No, it's not easy, it requires time and some dedication. But it is possible and it is a great help. By replacing negative thoughts with positive ones, you can greatly improve your mood and feeling of well-being. But how to do it? In this article we give you some tips to follow, designed and approved by the greatest scholars on the subject of cognitive therapy. However, first, you need to know that human beings tend to focus much more on negative thoughts than on positive ones, also because there is an area in the brain, called default mode, that stores the biggest worries, etc. This part is bigger than the one that keeps the good things. Therefore, it is this part (the one that stores the less good things) that becomes more easily active and makes us think about what worries us, scares us and so on.
However, sometimes it is rational and necessary to think about negative things to improve in certain aspects and avoid repeating mistakes. It is part of our survival system. The problem is that we abuse it, we can't easily stop doing it and we keep thinking about negative things in an irrational and exaggerated way.
Positivity is much more useful in resolving certain situations than negativity. A common example is a thought like: “ I always screw up .” Even though we tend to make some mistakes, we have certainly done (and are doing) things that went well where (when and how) we didn't “ screw it up ” . Therefore, this thought that is exaggerated, that is not true, makes us feel even more unhappy, anxious and depressed, without reason. Our thoughts affect our feelings and negative thoughts that are exaggerated increase the effects on (bad!) sensations. Imagine the emotional effect of the same thought if you changed it to something more precise, such as: “ Sometimes I screw things up. ” It's a slight change but it already makes a more accurate assessment of the situation and thoughts are not so full of negativity.
Therefore, what we recommend is that you try to evaluate, more precisely, the thoughts that appear in your mind – it is not easy, but try. Over time, this will make your emotional state generally more positive. Because positivity is much more useful for resolving certain situations than negativity. As such, and even though it's not easy to do, here are more tips that can help you in many moments:
Whenever you realize you're having a negative thought, check to make sure you're not exaggerating. If you are exaggerating, accept it calmly (we all do that) and then try to replace it with something more positive. Even if it means changing just one small word, as exemplified above. (If you find that you are angry, depressed, upset, or anxious, consider this a clue to help you examine your thoughts further.)
Check the accuracy of the facts that may have given rise to your thinking. Ask yourself:
- "Are my thoughts factual or could they just be my interpretation of that reality?";
- "How can I find out if my thoughts are really true?";
- "Am I not reaching negative conclusions too quickly?";
- "I've already realized that this thought I have now is about a fact. But is it always like this? Doesn't that fact change?"
Look for alternative explanations. Ask yourself:
- "Are there other ways for me to see this situation?";
- "What else could this mean?";
- "If I wanted to be more positive, how would I view this situation?"
Change perspective. When you're upset you're likely to think about things in a much more negative (or extreme) way than normal. This can make negative feelings much more pronounced. Putting things into another perspective can help you reduce such extreme self-talk. Ask yourself:
- "Is this situation as bad as I'm making it out to be?";
- "What's the worst thing that could happen?
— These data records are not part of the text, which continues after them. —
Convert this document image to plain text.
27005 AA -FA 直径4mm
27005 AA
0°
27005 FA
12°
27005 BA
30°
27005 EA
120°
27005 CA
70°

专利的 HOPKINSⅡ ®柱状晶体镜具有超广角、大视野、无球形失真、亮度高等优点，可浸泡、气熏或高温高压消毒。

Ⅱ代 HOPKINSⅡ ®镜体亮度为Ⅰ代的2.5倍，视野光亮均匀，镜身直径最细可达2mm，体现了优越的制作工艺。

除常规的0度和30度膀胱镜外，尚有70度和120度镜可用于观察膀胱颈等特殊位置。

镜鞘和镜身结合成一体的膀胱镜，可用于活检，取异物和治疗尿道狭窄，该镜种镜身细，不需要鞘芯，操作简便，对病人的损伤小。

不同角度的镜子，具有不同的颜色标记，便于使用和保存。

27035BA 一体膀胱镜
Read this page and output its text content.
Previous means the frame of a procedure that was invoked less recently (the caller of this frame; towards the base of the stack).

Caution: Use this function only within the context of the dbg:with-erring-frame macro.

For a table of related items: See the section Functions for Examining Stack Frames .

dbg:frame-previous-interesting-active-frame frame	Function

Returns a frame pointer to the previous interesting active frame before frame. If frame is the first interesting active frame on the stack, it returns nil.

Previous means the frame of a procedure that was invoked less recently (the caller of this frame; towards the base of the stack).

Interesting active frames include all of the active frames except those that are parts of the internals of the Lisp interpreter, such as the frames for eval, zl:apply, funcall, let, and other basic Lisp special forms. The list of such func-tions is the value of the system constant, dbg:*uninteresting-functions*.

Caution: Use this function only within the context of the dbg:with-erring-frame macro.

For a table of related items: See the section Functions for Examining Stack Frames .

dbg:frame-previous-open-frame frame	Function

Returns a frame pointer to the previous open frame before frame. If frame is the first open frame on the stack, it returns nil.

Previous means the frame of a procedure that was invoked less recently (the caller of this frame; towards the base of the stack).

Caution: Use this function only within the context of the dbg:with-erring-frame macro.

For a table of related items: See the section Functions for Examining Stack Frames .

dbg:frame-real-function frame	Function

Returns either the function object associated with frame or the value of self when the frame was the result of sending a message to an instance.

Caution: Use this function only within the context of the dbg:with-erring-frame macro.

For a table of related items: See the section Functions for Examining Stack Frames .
And how likely is that?";
- "What's the best thing that could happen?";
- "What is most likely to happen?";
- "Is there anything good in this situation?"
Use “goal-directed” thinking. Keep in mind that your current way of thinking may be self-defeating (i.e. it doesn't make you feel good or help you get what you want). Ask yourself:
- “Does thinking like this help me feel good or achieve my goals?”;
- “What can I do to solve the problem?”;
- "Is there anything I can learn from this situation to help me do better next time?"
Carry out a cost-benefit analysis of believing in your thoughts in this way. Ask yourself: “From zero to ten (zero being nothing and ten being a lot) how much does it hurt me to think negatively?”
Write down your answers and decide if there is more to be gained by believing that this thought is more harmful than beneficial. If you have the perception that it is more harmful than beneficial, try to let the thought go or, at least, think about the possibility that it is not as true as you think.
Note: the entire concept of Mindfulness , including meditative practices, help (a lot!) to work on negative thoughts. So, stop being lazy and take better care of yourself. It will bring you much more peace and happiness. It's worth the effort. Strength!
Vanda do Nascimento is a therapist, trainer and Mindfulness instructor at the Escola de Mindfulness Essencial , founded by her in 2016. She began her career as a teacher in 1997, obtaining a degree in Education. On that same date, he also began his studies in Reiki, Meditation and Mindfulness. Later, he embarked on the path of Psychology and delved even deeper into the topic of Mindfulness, in order to continue his fight to control stress and anxiety.